E é também o 3º álbum da uma cantora, que dedica integralmente o seu trabalho à Portugalidade que lhe define a identidade há mais de 18 anos.
Depois de “Sentidos” (2006) e “Quatro Caminhos” (2010), Portucalis surge no tempo certo, sem atrasos, e com a certeza de uma Missão por cumprir – Passar a Mensagem:
“Este disco é dedicado a todos que gostam de Pessoas, que gostam de ser Pessoas do seu País, e compreendem que a Vida é uma Missão. É dedicado a todos que compreendem que desta Missão faz parte o Lugar onde nascemos!”
Alheio a rótulos, regras e conotações, Portucalis é um disco transversal, que viaja por todo o vasto Universo de cores da Música, Etnografia e Língua Portuguesa.

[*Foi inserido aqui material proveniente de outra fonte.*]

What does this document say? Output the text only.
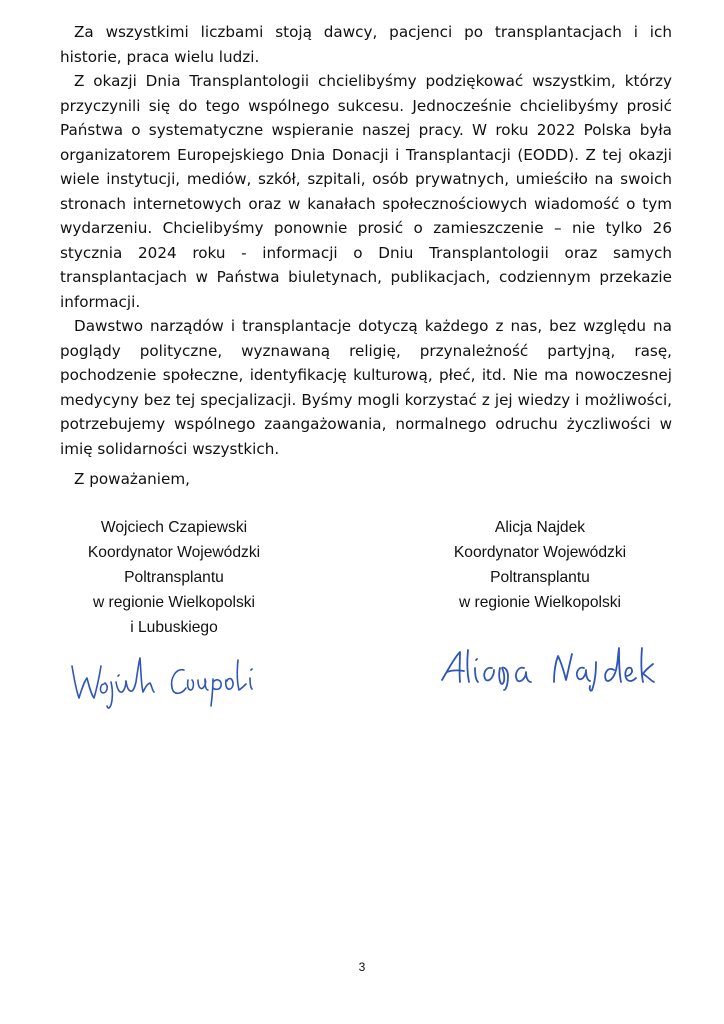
Za wszystkimi liczbami stoją dawcy, pacjenci po transplantacjach i ich historie, praca wielu ludzi.

Z okazji Dnia Transplantologii chcielibyśmy podziękować wszystkim, którzy przyczynili się do tego wspólnego sukcesu. Jednocześnie chcielibyśmy prosić Państwa o systematyczne wspieranie naszej pracy. W roku 2022 Polska była organizatorem Europejskiego Dnia Donacji i Transplantacji (EODD). Z tej okazji wiele instytucji, mediów, szkół, szpitali, osób prywatnych, umieściło na swoich stronach internetowych oraz w kanałach społecznościowych wiadomość o tym wydarzeniu. Chcielibyśmy ponownie prosić o zamieszczenie – nie tylko 26 stycznia 2024 roku - informacji o Dniu Transplantologii oraz samych transplantacjach w Państwa biuletynach, publikacjach, codziennym przekazie informacji.

Dawstwo narządów i transplantacje dotyczą każdego z nas, bez względu na poglądy polityczne, wyznawaną religię, przynależność partyjną, rasę, pochodzenie społeczne, identyfikację kulturową, płeć, itd. Nie ma nowoczesnej medycyny bez tej specjalizacji. Byśmy mogli korzystać z jej wiedzy i możliwości, potrzebujemy wspólnego zaangażowania, normalnego odruchu życzliwości w imię solidarności wszystkich.

Z poważaniem,
Wojciech Czapiewski
Koordynator Wojewódzki
Poltransplantu
w regionie Wielkopolski
i Lubuskiego
Alicja Najdek
Koordynator Wojewódzki
Poltransplantu
w regionie Wielkopolski
3
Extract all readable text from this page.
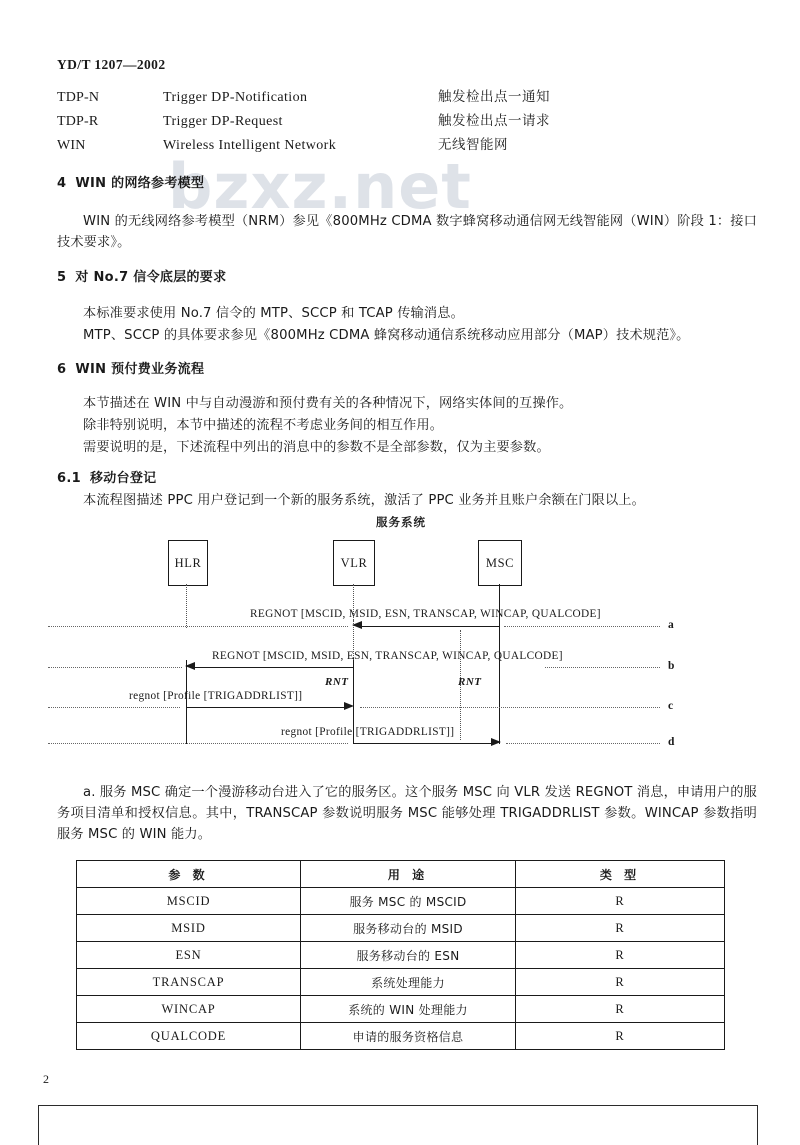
bzxz.net
YD/T 1207—2002
TDP-N	Trigger DP-Notification	触发检出点一通知
TDP-R	Trigger DP-Request	触发检出点一请求
WIN	Wireless Intelligent Network	无线智能网
4 WIN 的网络参考模型
WIN 的无线网络参考模型（NRM）参见《800MHz CDMA 数字蜂窝移动通信网无线智能网（WIN）阶段 1：接口技术要求》。
5 对 No.7 信令底层的要求
本标准要求使用 No.7 信令的 MTP、SCCP 和 TCAP 传输消息。
MTP、SCCP 的具体要求参见《800MHz CDMA 蜂窝移动通信系统移动应用部分（MAP）技术规范》。
6 WIN 预付费业务流程
本节描述在 WIN 中与自动漫游和预付费有关的各种情况下，网络实体间的互操作。
除非特别说明，本节中描述的流程不考虑业务间的相互作用。
需要说明的是，下述流程中列出的消息中的参数不是全部参数，仅为主要参数。
6.1 移动台登记
本流程图描述 PPC 用户登记到一个新的服务系统，激活了 PPC 业务并且账户余额在门限以上。
服务系统
HLR	VLR	MSC
REGNOT [MSCID, MSID, ESN, TRANSCAP, WINCAP, QUALCODE]
a
REGNOT [MSCID, MSID, ESN, TRANSCAP, WINCAP, QUALCODE]
b
RNT	RNT
regnot [Profile [TRIGADDRLIST]]
c
regnot [Profile [TRIGADDRLIST]]
d
a. 服务 MSC 确定一个漫游移动台进入了它的服务区。这个服务 MSC 向 VLR 发送 REGNOT 消息，申请用户的服务项目清单和授权信息。其中，TRANSCAP 参数说明服务 MSC 能够处理 TRIGADDRLIST 参数。WINCAP 参数指明服务 MSC 的 WIN 能力。
参 数	用 途	类 型
MSCID	服务 MSC 的 MSCID	R
MSID	服务移动台的 MSID	R
ESN	服务移动台的 ESN	R
TRANSCAP	系统处理能力	R
WINCAP	系统的 WIN 处理能力	R
QUALCODE	申请的服务资格信息	R
2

Do galaico-português ao Mirandês, passando pelo português actual, do Fado à Música de cariz Tradicional das Beiras e Trás-os-Montes, passando, paralelamente, pelas influências dos diferentes géneros que foram a escola no seu início de carreira (Jazz, Bossa Nova, Músicas do Mundo Ocidental e Oriental), este disco é uma viagem entre o Passado e o Futuro, que tem ao leme Ana Laíns, a “Cantora Colorida”.
O álbum conta com palavras de Ana Laíns, Mafalda Arnauth, Sophia de Mello Breyner, Fernando Pessoa, José Afonso, Sebastião Antunes, Carlos Leitão, D. Dinis, D. António de Bragança, e alguns temas populares de recolha.
Nas melodias a cantora contou com Ivan Lins, Fernando Alvim (a título póstumo), Paulo Loureiro, Filipe Raposo, Luís Caracol, Helena Del Alfonso e José Lara Gruñeiro.
Este álbum conta ainda com as participações especiais de Ivan Lins, Mafalda Arnauth, Luis Represas e Filipe Raposo.
 
“Portucalis é o país dos meus sonhos.
É o país que existe entre margens.
Existe entre as margens das minhas dualidades.
Ninguém “É” totalmente.
Todos “SOMOS” parcialmente.
Numa Era de subversão de valores, prioridades, e de profunda artificialidade, eu quero ser uma portuguesa “missionária”, que encara a sua carreira como “Missão”.
Porque “Alguém” me atribuiu a “Condição” de nascer aqui!
Porque me sinto em constante contra-ciclo.
Porque esta “Missão” me mata e renova todos os dias.
E é aqui que reside toda a minha dualidade!
Portucalis é o país (e o disco) onde me encontro, onde me equilibro, onde sorrio e sou feliz!”